No final dos anos 70, com os resultados insatisfatórios do oralismo,
chegou ao Brasil a Comunicação Total, que já era utilizada na Europa e nos Estados
Unidos, quando a educadora de surdos, Ivete Vasconcelos, visitou a Universidade
de Gallaudet e trouxe para o Brasil essa nova corrente filosófica para educação de
surdos.
A Comunicação Total é uma filosofia de trabalho com a criança surda que implica na utilização simultânea de sinais e fala, uso de aparelho de amplificação sonora e conseqüente trabalho no desenvolvimento das pistas auditivas e trabalho com fala, tanto em nível de leitura oro-facial como de produção. (MOURA 1993, p.01)
51
Góes (1996, p. 40) define a Comunicação Total como uma das filosofias
que marcou o cenário da educação de surdos, pois era vista como uma forma mais
aberta e flexível de comunicação surda, pois permitia ‘”o uso de múltiplos meios de
comunicação buscando trazer à sala de aula, sinais utilizados pela comunidade de
pessoas surdas”. O objetivo principal dessa filosofia estava voltado para a fala e a
integração da criança surda à comunidade ouvinte, utilizando as diversas formas de
comunicação com as crianças surdas.
A metodologia da Comunicação Total defende o uso de múltiplos meios de
comunicação, destaca a importância da informação procurando desenvolver as
capacidades de comunicação das crianças surdas através de recursos lingüísticos e
não-lingüísticos combinando: fala, audição, leitura, sinais, datilologia (alfabeto
manual), pantomima e qualquer recurso que ajude a cumprir os seus objetivos.
(CICCONE, 1990; MOURA, 1993)
A Comunicação Total teve a segunda fase que defendia a abordagem
bimodal enfocando o ensino da língua majoritária em duas modalidades: uma falada
e outra sinalizada, ou seja, codificada em sinais.

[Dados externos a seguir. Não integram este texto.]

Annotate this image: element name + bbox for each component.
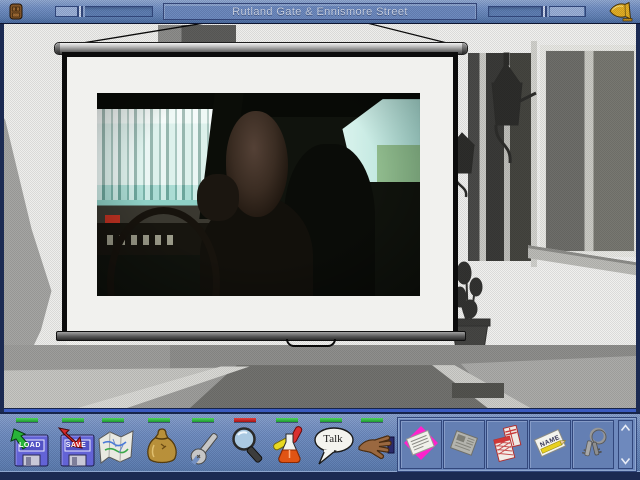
save-indicator [62,418,84,422]
wrench-icon [190,433,218,466]
load-label: LOAD [19,442,41,449]
inventory-scroll-down-button[interactable] [619,454,632,468]
money-bag-indicator [148,418,170,422]
chevron-up-icon [620,424,631,431]
inventory-item-name-card[interactable]: NAME [529,420,571,469]
shuttered-window [540,45,640,257]
talk-label: Talk [323,433,343,445]
title-slider-right[interactable] [488,6,586,17]
inventory-item-receipt[interactable] [400,420,442,469]
inventory-item-newspaper[interactable] [443,420,485,469]
doormat [452,383,504,398]
load-indicator [16,418,38,422]
hand-indicator [361,418,383,422]
red-striped-packet-icon [493,425,522,463]
wrench-indicator [192,418,214,422]
load-button[interactable]: LOAD [8,415,52,471]
flask-indicator [276,418,298,422]
receipt-on-magenta-diamond-icon [404,426,438,460]
door-icon[interactable] [6,2,26,21]
bell-icon[interactable] [608,1,634,22]
magnifier-indicator [234,418,256,422]
wrench-button[interactable] [184,415,228,471]
game-window: Rutland Gate & Ennismore Street LOAD SAV… [0,0,640,480]
hand-icon [358,435,395,460]
money-bag-button[interactable] [140,415,184,471]
inventory-item-red-packet[interactable] [486,420,528,469]
speech-bubble-icon [314,427,354,465]
flask-button[interactable] [268,415,312,471]
chevron-down-icon [620,458,631,465]
key-ring-icon [581,427,607,457]
screen-bottom-bar[interactable] [56,331,466,341]
map-button[interactable] [94,415,138,471]
money-bag-icon [147,428,177,464]
newspaper-clipping-icon [449,430,479,456]
talk-indicator [320,418,342,422]
screen-pull-handle[interactable] [286,339,336,347]
inventory-scroll-up-button[interactable] [619,421,632,435]
flask-icon [273,426,303,463]
save-label: SAVE [65,442,87,449]
save-button[interactable]: SAVE [54,415,98,471]
projected-photo-car-interior[interactable] [97,93,420,296]
magnifier-button[interactable] [226,415,270,471]
hand-button[interactable] [353,415,397,471]
inventory-item-keys[interactable] [572,420,614,469]
map-indicator [102,418,124,422]
title-bar: Rutland Gate & Ennismore Street [0,0,640,24]
photo-vignette [97,93,420,296]
magnifier-icon [232,427,263,463]
street-ground[interactable] [0,345,640,412]
toolbar-bottom-strip [0,471,640,480]
talk-button[interactable]: Talk [310,415,356,471]
map-icon [98,430,134,464]
location-title: Rutland Gate & Ennismore Street [232,5,408,18]
inventory-scrollbar [618,420,633,469]
location-title-box: Rutland Gate & Ennismore Street [163,3,477,20]
inventory-panel: NAME [397,417,637,472]
title-slider-left[interactable] [55,6,153,17]
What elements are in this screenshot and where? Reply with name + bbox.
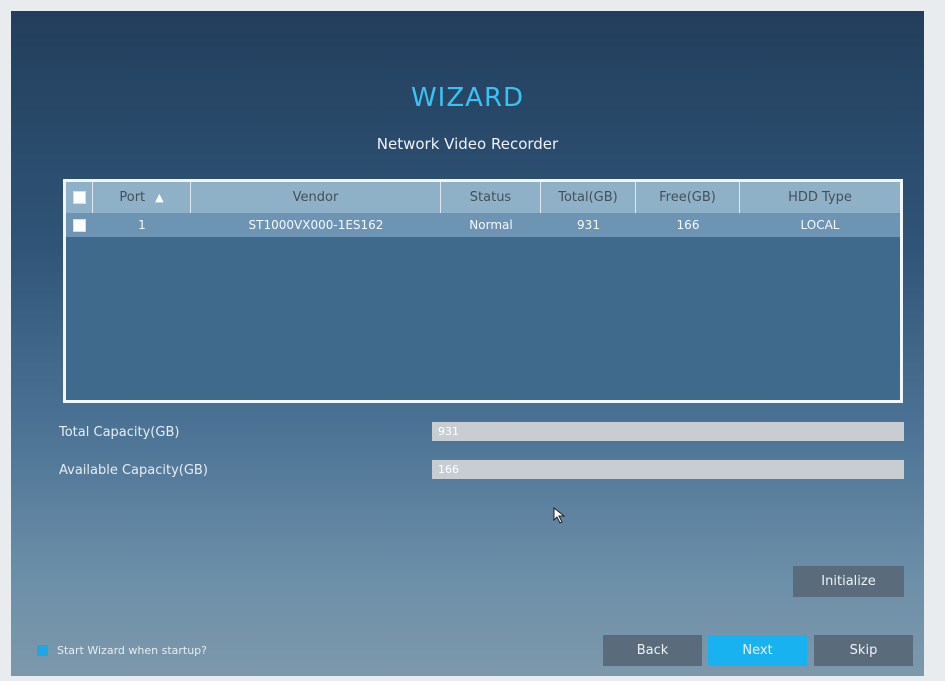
select-all-checkbox[interactable] xyxy=(72,191,86,204)
disk-table: Port ▲ Vendor Status Total(GB) Free(GB) … xyxy=(63,179,903,403)
total-capacity-field: 931 xyxy=(432,422,904,441)
cell-hdd-type: LOCAL xyxy=(800,218,840,232)
wizard-title: WIZARD xyxy=(410,83,525,113)
wizard-screen: WIZARD Network Video Recorder Port ▲ Ven… xyxy=(11,11,924,676)
cell-free: 166 xyxy=(676,218,700,232)
back-button[interactable]: Back xyxy=(603,635,702,666)
row-checkbox[interactable] xyxy=(73,218,86,232)
initialize-button[interactable]: Initialize xyxy=(793,566,904,597)
row-select-cell xyxy=(66,213,93,237)
total-capacity-label: Total Capacity(GB) xyxy=(59,425,180,440)
mouse-pointer-icon xyxy=(553,507,566,524)
cell-status: Normal xyxy=(469,218,513,232)
available-capacity-field: 166 xyxy=(432,460,904,479)
cell-port: 1 xyxy=(138,218,146,232)
column-header-total[interactable]: Total(GB) xyxy=(541,182,636,213)
table-row[interactable]: 1 ST1000VX000-1ES162 Normal 931 166 LOCA… xyxy=(66,213,900,237)
cell-total: 931 xyxy=(577,218,600,232)
column-header-hdd-type[interactable]: HDD Type xyxy=(740,182,900,213)
available-capacity-label: Available Capacity(GB) xyxy=(59,463,208,478)
sort-ascending-icon: ▲ xyxy=(155,191,164,204)
column-header-free[interactable]: Free(GB) xyxy=(636,182,740,213)
start-wizard-checkbox[interactable] xyxy=(37,645,48,656)
wizard-subtitle: Network Video Recorder xyxy=(376,135,559,153)
table-header: Port ▲ Vendor Status Total(GB) Free(GB) … xyxy=(66,182,900,213)
column-label-port: Port xyxy=(119,190,146,205)
select-all-cell xyxy=(66,182,93,213)
next-button[interactable]: Next xyxy=(708,635,807,666)
column-header-vendor[interactable]: Vendor xyxy=(191,182,441,213)
column-header-port[interactable]: Port ▲ xyxy=(93,182,191,213)
cell-vendor: ST1000VX000-1ES162 xyxy=(248,218,384,232)
column-header-status[interactable]: Status xyxy=(441,182,541,213)
start-wizard-option[interactable]: Start Wizard when startup? xyxy=(37,644,207,657)
start-wizard-label: Start Wizard when startup? xyxy=(57,644,207,657)
skip-button[interactable]: Skip xyxy=(814,635,913,666)
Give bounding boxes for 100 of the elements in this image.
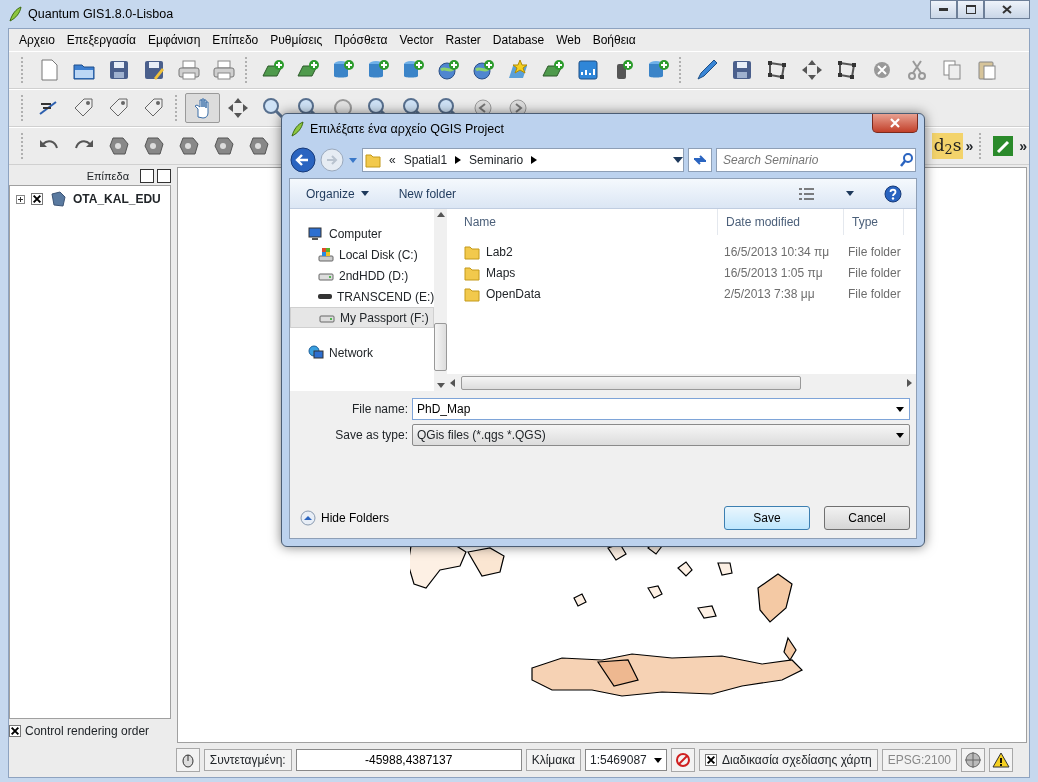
recent-dropdown-icon[interactable] xyxy=(348,156,358,164)
zoom-icon[interactable] xyxy=(260,96,285,120)
scroll-up-icon[interactable] xyxy=(436,212,445,217)
layer-name[interactable]: OTA_KAL_EDU xyxy=(73,190,161,208)
shape-icon[interactable] xyxy=(106,134,131,158)
print-icon[interactable] xyxy=(176,58,201,82)
render-checkbox[interactable] xyxy=(705,754,717,766)
file-name-text[interactable]: OpenData xyxy=(486,284,541,303)
dropdown-icon[interactable] xyxy=(673,157,683,163)
coordinate-field[interactable]: -45988,4387137 xyxy=(295,749,522,771)
chart-layer-icon[interactable] xyxy=(575,58,600,82)
warning-icon xyxy=(992,752,1010,768)
file-name-text[interactable]: Maps xyxy=(486,263,516,282)
breadcrumb-overflow[interactable]: « xyxy=(389,151,396,169)
file-type: File folder xyxy=(847,264,901,282)
nav-item[interactable]: TRANSCEND (E:) xyxy=(290,286,435,307)
scale-value: 1:5469087 xyxy=(590,752,647,769)
layer-checkbox[interactable] xyxy=(31,193,43,205)
close-panel-button[interactable] xyxy=(157,169,171,183)
app-logo-icon xyxy=(8,6,22,22)
back-button[interactable] xyxy=(290,147,316,173)
menu-item[interactable]: Αρχειο xyxy=(13,31,61,49)
scale-combobox[interactable]: 1:5469087 xyxy=(585,749,667,771)
menu-item[interactable]: Εμφάνιση xyxy=(141,31,207,49)
add-globe-icon[interactable] xyxy=(470,58,495,82)
messages-button[interactable] xyxy=(989,748,1013,772)
coordinate-toggle-button[interactable] xyxy=(175,748,200,772)
dialog-button[interactable]: Cancel xyxy=(824,506,910,530)
address-bar[interactable]: « Spatial1 Seminario xyxy=(362,148,684,172)
rendering-order-checkbox[interactable] xyxy=(9,725,21,737)
nav-item[interactable]: Network xyxy=(290,342,435,363)
close-icon xyxy=(1002,5,1012,14)
shape-icon[interactable] xyxy=(211,134,236,158)
column-header[interactable]: Type xyxy=(844,209,904,235)
search-box[interactable]: Search Seminario xyxy=(716,148,916,172)
print-icon[interactable] xyxy=(211,58,236,82)
scroll-left-icon[interactable] xyxy=(450,378,455,387)
menu-item[interactable]: Database xyxy=(486,31,551,49)
nav-item[interactable]: Computer xyxy=(290,223,435,244)
menu-item[interactable]: Επίπεδο xyxy=(206,31,265,49)
file-type: File folder xyxy=(847,243,901,261)
menu-item[interactable]: Raster xyxy=(439,31,487,49)
plugin-icon[interactable]: d$_{2}$s xyxy=(931,133,964,159)
close-button[interactable] xyxy=(872,114,918,133)
menu-item[interactable]: Βοήθεια xyxy=(586,31,642,49)
scale-label: Κλίμακα xyxy=(525,749,581,771)
menu-item[interactable]: Πρόσθετα xyxy=(328,31,394,49)
minimize-button[interactable] xyxy=(930,0,957,19)
toolbar-button[interactable]: New folder xyxy=(398,184,457,203)
collapse-icon xyxy=(300,510,316,526)
add-globe-icon[interactable] xyxy=(435,58,460,82)
expand-icon[interactable] xyxy=(16,194,25,204)
file-name-text[interactable]: Lab2 xyxy=(486,242,513,261)
scrollbar[interactable] xyxy=(446,374,916,391)
toolbar-button[interactable]: Organize xyxy=(306,184,369,203)
maximize-button[interactable] xyxy=(957,0,984,19)
nav-item[interactable]: Local Disk (C:) xyxy=(290,244,435,265)
pencil-icon[interactable] xyxy=(694,58,719,82)
hide-folders-button[interactable]: Hide Folders xyxy=(300,509,390,527)
scroll-right-icon[interactable] xyxy=(907,378,912,387)
menu-item[interactable]: Web xyxy=(550,31,587,49)
caret-icon[interactable] xyxy=(846,191,854,196)
toolbar-overflow-button[interactable]: » xyxy=(963,135,976,157)
app-logo-icon xyxy=(290,121,304,137)
breadcrumb-item[interactable]: Spatial1 xyxy=(403,151,448,169)
search-icon[interactable] xyxy=(899,152,915,168)
dialog-button[interactable]: Save xyxy=(724,506,810,530)
dropdown-icon[interactable] xyxy=(896,406,904,412)
toolbar-overflow-button[interactable]: » xyxy=(1017,135,1029,157)
projection-button[interactable] xyxy=(961,748,985,772)
file-type-select[interactable]: QGis files (*.qgs *.QGS) xyxy=(412,424,910,446)
brush-icon[interactable] xyxy=(991,134,1016,158)
menu-item[interactable]: Επεξεργασία xyxy=(60,31,142,49)
chevron-icon[interactable] xyxy=(455,156,462,164)
help-icon[interactable] xyxy=(884,184,902,203)
search-field[interactable]: Search Seminario xyxy=(717,150,899,170)
refresh-button[interactable] xyxy=(688,148,712,172)
shape-icon[interactable] xyxy=(141,134,166,158)
float-button[interactable] xyxy=(140,169,154,183)
shape-icon[interactable] xyxy=(176,134,201,158)
scroll-down-icon[interactable] xyxy=(436,383,445,388)
shape-icon[interactable] xyxy=(246,134,271,158)
breadcrumb-item[interactable]: Seminario xyxy=(469,151,524,169)
polygon-layer-icon xyxy=(49,190,67,208)
folder-icon xyxy=(464,264,480,281)
menu-item[interactable]: Vector xyxy=(393,31,440,49)
stop-render-button[interactable] xyxy=(671,748,695,772)
column-header[interactable]: Name xyxy=(446,209,718,235)
nav-item[interactable]: My Passport (F:) xyxy=(290,307,435,328)
view-list-icon[interactable] xyxy=(798,186,816,201)
chevron-icon[interactable] xyxy=(531,156,538,164)
scrollbar[interactable] xyxy=(434,209,448,391)
checkbox-label: Διαδικασία σχεδίασης χάρτη xyxy=(722,752,872,769)
menu-item[interactable]: Ρυθμίσεις xyxy=(264,31,329,49)
field-label: Save as type: xyxy=(334,427,409,444)
nav-item[interactable]: 2ndHDD (D:) xyxy=(290,265,435,286)
column-header[interactable]: Date modified xyxy=(718,209,844,235)
dropdown-icon xyxy=(896,432,904,438)
windows-drive-icon xyxy=(318,246,334,263)
close-button[interactable] xyxy=(984,0,1030,19)
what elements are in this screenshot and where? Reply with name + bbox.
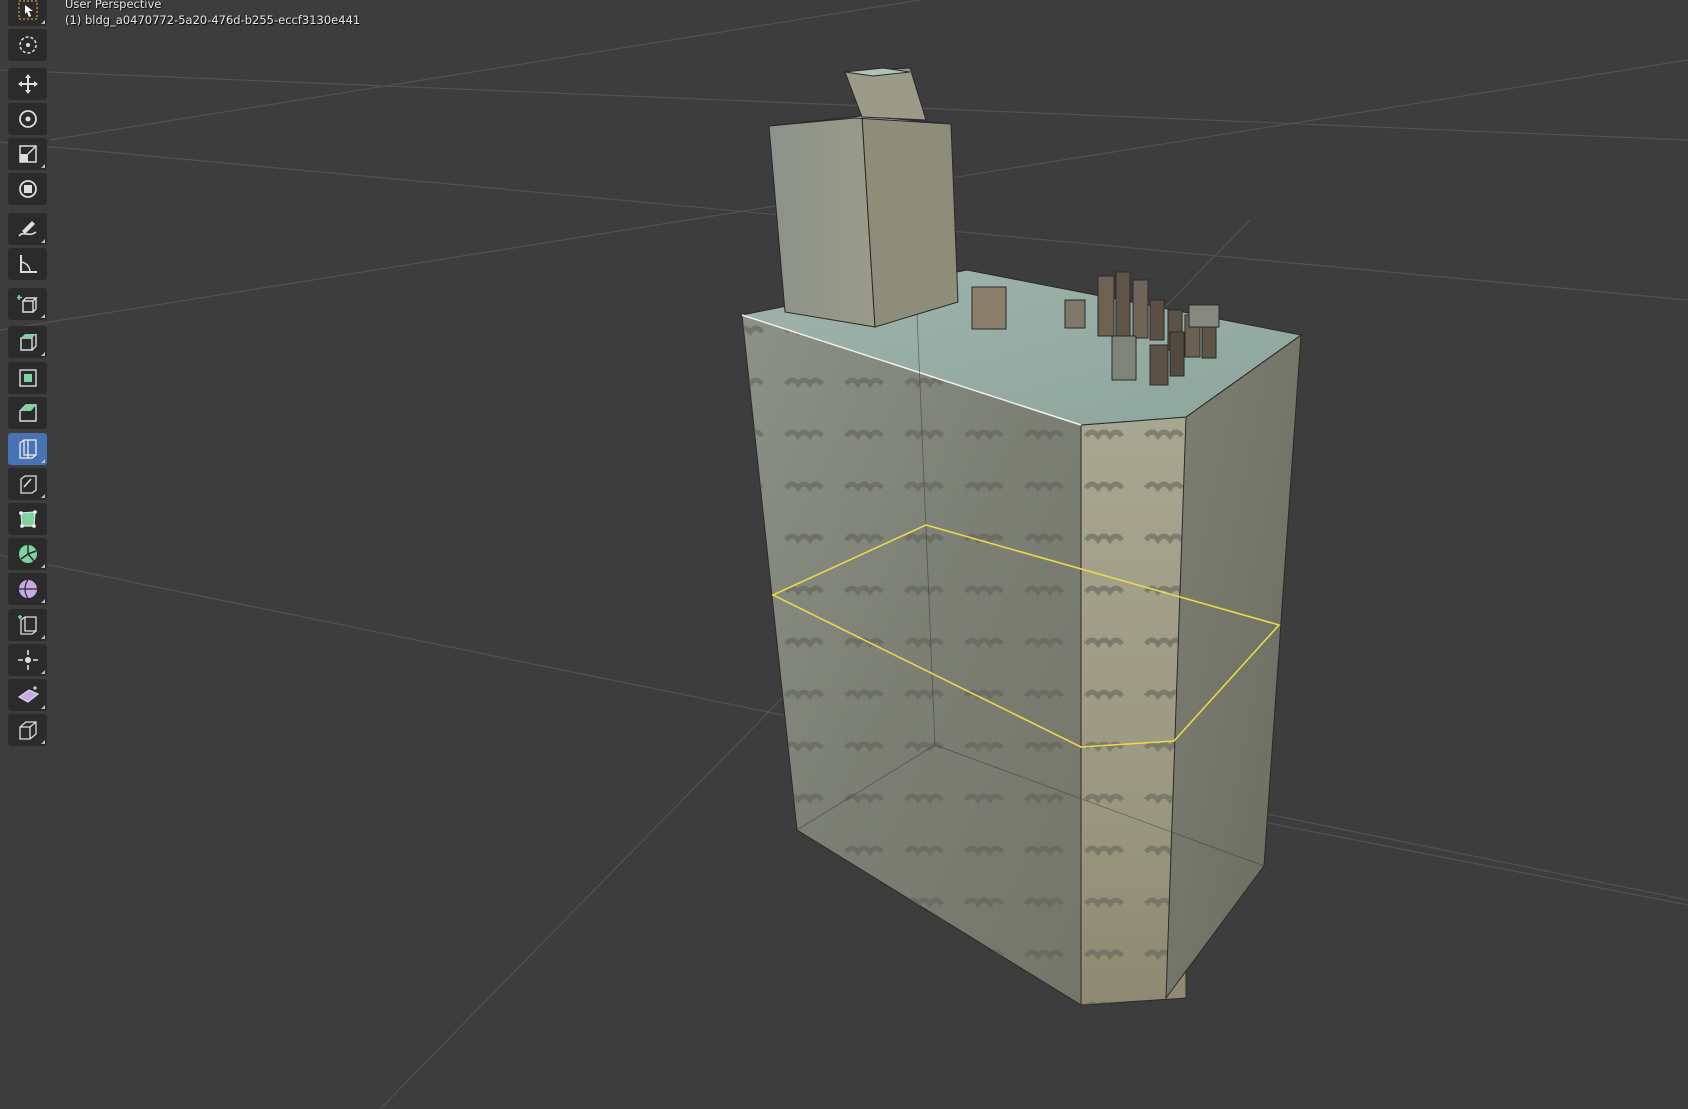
viewport-scene[interactable] (0, 0, 1688, 1109)
select-box-icon (18, 0, 37, 20)
tool-spin[interactable] (8, 538, 47, 570)
tool-edge-slide[interactable] (8, 609, 47, 641)
tool-loop-cut[interactable] (8, 433, 47, 465)
edge-slide-icon (17, 615, 37, 635)
tool-transform[interactable] (8, 173, 47, 205)
poly-build-icon (18, 510, 37, 528)
measure-icon (19, 255, 37, 273)
view-name-label: User Perspective (65, 0, 162, 11)
tool-select-box[interactable] (8, 0, 47, 26)
tool-knife[interactable] (8, 468, 47, 500)
rip-region-icon (18, 721, 37, 740)
shrink-fatten-icon (17, 650, 38, 670)
tool-poly-build[interactable] (8, 503, 47, 535)
tool-shrink-fatten[interactable] (8, 644, 47, 676)
knife-icon (19, 475, 37, 494)
tool-inset-faces[interactable] (8, 362, 47, 394)
tool-scale[interactable] (8, 138, 47, 170)
loop-cut-icon (18, 439, 37, 459)
tool-add-cube[interactable] (8, 288, 47, 320)
transform-icon (18, 180, 37, 198)
move-icon (17, 74, 38, 94)
tool-rip-region[interactable] (8, 714, 47, 746)
active-object-label: (1) bldg_a0470772-5a20-476d-b255-eccf313… (65, 13, 361, 27)
tool-annotate[interactable] (8, 213, 47, 245)
spin-icon (18, 545, 37, 563)
tool-bevel[interactable] (8, 397, 47, 429)
bevel-icon (18, 404, 37, 422)
extrude-region-icon (19, 334, 37, 351)
rotate-icon (18, 110, 37, 128)
building-right-face (1165, 333, 1302, 1000)
tool-rotate[interactable] (8, 103, 47, 135)
tool-move[interactable] (8, 68, 47, 100)
rooftop-tower (768, 67, 959, 328)
tool-measure[interactable] (8, 248, 47, 280)
smooth-icon (18, 579, 37, 599)
tool-shear[interactable] (8, 679, 47, 711)
scale-icon (18, 145, 37, 163)
tool-extrude-region[interactable] (8, 326, 47, 358)
cursor-icon (18, 36, 37, 54)
annotate-icon (17, 221, 36, 237)
shear-icon (17, 686, 39, 703)
3d-viewport[interactable]: User Perspective (1) bldg_a0470772-5a20-… (0, 0, 1688, 1109)
building-mesh (740, 264, 1303, 1006)
inset-faces-icon (18, 369, 37, 387)
add-cube-icon (16, 295, 38, 313)
tool-cursor[interactable] (8, 29, 47, 61)
tool-smooth[interactable] (8, 573, 47, 605)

As duas línguas (oral e de sinais)
são praticadas simultaneamente, por um único falante sem que haja a interferência
de uma sobre a outra, visto que as línguas de sinais possuem estruturas diferentes.
Ferreira Brito (1993) criticava o uso do português sinalizado destacando a
impossibilidade de estruturar duas línguas ao mesmo tempo, exemplificando com o
sinal de “ROUBAR”, que usa a expressão facial e o movimento com a boca, que são
impossíveis de serem realizados simultaneamente com a fala. Por esta razão
acreditava que essa corrente trazia danos à educação dos surdos.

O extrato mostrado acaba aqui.